Dr. Klara Lieberman is a 49-year-old professor of anthropology with a specialty in archeology at Holbrook College, a small liberal arts institution in southern Maine. She’s alone and emotionally adrift, living a quietly comfortable but emotionally unsatisfying life. One day, she receives a letter from her estranged mother, Bessie, telling her that the Polish government is set to issue reimbursements to people whose property was stolen by the Nazis and the Communists; that group includes her father, David, who was buried in a Jewish cemetery in Warsaw in 1971. Klara is flummoxed; her mother had told her that her father left them when she was 6 years old, though he actually died in a train accident. She grew up knowing virtually nothing about her dad and being estranged from his family in Poland.

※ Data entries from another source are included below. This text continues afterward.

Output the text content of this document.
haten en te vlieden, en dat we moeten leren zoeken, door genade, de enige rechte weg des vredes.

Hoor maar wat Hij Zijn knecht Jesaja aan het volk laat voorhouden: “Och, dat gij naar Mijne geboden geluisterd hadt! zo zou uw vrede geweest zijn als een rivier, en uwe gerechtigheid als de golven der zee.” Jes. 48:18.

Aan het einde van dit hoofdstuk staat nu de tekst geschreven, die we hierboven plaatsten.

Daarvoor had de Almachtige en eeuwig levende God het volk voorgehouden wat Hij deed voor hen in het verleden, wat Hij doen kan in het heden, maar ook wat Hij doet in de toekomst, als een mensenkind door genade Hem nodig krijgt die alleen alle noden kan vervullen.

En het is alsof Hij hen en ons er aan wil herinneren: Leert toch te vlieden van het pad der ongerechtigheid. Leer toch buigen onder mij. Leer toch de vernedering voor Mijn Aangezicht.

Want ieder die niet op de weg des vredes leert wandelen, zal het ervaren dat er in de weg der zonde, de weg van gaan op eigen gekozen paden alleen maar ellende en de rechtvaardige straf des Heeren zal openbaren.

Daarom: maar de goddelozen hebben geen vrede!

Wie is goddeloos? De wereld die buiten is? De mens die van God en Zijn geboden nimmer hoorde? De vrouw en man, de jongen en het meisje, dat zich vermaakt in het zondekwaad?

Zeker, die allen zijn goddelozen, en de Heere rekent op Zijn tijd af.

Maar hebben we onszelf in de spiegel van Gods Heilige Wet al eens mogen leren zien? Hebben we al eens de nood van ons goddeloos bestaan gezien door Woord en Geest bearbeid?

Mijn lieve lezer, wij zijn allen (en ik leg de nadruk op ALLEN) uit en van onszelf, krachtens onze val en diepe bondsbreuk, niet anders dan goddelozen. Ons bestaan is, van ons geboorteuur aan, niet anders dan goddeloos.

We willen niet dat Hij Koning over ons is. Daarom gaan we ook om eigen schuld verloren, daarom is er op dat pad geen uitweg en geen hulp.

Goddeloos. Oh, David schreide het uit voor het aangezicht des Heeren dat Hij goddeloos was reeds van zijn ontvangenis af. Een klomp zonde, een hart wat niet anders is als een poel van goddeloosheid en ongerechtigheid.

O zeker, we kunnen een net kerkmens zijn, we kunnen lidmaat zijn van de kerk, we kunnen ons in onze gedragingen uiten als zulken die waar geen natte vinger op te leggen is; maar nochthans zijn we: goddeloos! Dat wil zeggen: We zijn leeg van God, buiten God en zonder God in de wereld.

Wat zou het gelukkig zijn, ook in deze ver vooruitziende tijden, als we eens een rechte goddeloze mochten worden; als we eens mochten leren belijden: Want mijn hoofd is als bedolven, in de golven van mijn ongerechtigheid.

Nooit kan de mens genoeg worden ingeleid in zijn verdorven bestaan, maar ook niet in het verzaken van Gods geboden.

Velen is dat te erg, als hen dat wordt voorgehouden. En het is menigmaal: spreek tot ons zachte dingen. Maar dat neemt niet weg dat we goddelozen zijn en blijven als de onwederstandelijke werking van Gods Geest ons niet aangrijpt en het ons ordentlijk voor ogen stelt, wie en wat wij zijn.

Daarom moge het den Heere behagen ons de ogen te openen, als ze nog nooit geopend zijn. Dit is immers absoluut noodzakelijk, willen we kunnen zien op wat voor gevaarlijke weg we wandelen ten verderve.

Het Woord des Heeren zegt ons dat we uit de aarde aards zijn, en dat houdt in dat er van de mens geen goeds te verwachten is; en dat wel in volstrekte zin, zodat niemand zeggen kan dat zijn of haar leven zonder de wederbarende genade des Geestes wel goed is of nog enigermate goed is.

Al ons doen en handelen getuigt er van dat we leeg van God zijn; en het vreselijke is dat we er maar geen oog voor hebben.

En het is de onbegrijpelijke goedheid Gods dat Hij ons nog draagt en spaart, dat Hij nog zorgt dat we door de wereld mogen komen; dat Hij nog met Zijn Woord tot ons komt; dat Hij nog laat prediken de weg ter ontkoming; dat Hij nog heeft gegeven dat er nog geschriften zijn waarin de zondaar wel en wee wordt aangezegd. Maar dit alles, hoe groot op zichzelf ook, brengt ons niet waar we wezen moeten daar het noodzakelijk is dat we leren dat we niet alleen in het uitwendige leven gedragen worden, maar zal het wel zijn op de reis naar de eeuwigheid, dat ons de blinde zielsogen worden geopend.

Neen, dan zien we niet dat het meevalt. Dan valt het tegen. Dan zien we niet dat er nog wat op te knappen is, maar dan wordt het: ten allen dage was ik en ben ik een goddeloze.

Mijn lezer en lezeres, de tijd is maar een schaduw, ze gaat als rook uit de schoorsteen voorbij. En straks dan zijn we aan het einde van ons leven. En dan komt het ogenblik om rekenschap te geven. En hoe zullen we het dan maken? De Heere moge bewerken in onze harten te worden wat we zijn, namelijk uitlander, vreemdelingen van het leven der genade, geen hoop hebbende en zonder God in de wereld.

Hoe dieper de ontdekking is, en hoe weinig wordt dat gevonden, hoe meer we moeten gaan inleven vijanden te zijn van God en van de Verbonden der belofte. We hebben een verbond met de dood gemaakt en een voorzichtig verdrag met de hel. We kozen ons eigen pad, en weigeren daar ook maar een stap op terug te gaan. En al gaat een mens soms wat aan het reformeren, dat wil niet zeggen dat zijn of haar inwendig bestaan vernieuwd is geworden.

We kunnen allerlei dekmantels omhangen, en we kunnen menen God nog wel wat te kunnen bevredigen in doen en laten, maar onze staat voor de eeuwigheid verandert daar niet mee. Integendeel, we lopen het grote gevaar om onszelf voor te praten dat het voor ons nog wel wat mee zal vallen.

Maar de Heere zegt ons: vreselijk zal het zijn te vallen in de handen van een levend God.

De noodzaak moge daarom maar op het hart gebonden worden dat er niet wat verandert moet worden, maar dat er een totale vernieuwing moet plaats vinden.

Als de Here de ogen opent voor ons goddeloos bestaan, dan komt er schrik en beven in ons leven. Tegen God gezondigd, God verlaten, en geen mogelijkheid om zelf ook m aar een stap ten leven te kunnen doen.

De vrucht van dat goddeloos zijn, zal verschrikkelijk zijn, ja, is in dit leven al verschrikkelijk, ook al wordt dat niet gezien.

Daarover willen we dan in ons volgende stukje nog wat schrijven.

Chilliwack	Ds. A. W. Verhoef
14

Eager to meet her paternal aunt, Rachel, and to learn more about her father, she heads overseas; meanwhile, Bessie is only interested in the money. Friedman, a psychotherapist, delicately chronicles Klara’s emotional journey, during which she experiences a great catharsis and finally starts to feel as if she’s found a true home and identity. She also begins a romance with Filip Jablonski, a record-keeper and part-time groundskeeper at the Jewish Cemetery of Warsaw, although Klara’s unresolved trauma due to childhood sexual abuse complicates their relationship. The novel often feels like an academic exercise in psychotherapy; its accounts of Klara’s sessions with a therapist, Dr. Kowalski, feel contrived and didactic. Also, some of the psychological insights feel somewhat stale, as when the author describes Klara’s unsatisfied longing to “find out who she was and where she came from—and even more pressing, a burning need to belong to and be a part of something greater than herself.” That said, this remains a thoughtful book that sensitively explores the emotional possibilities inherent in discovering one’s ancestry. As such, it’s a dramatically powerful work, despite its flaws.
An intelligent and nuanced story of reunion.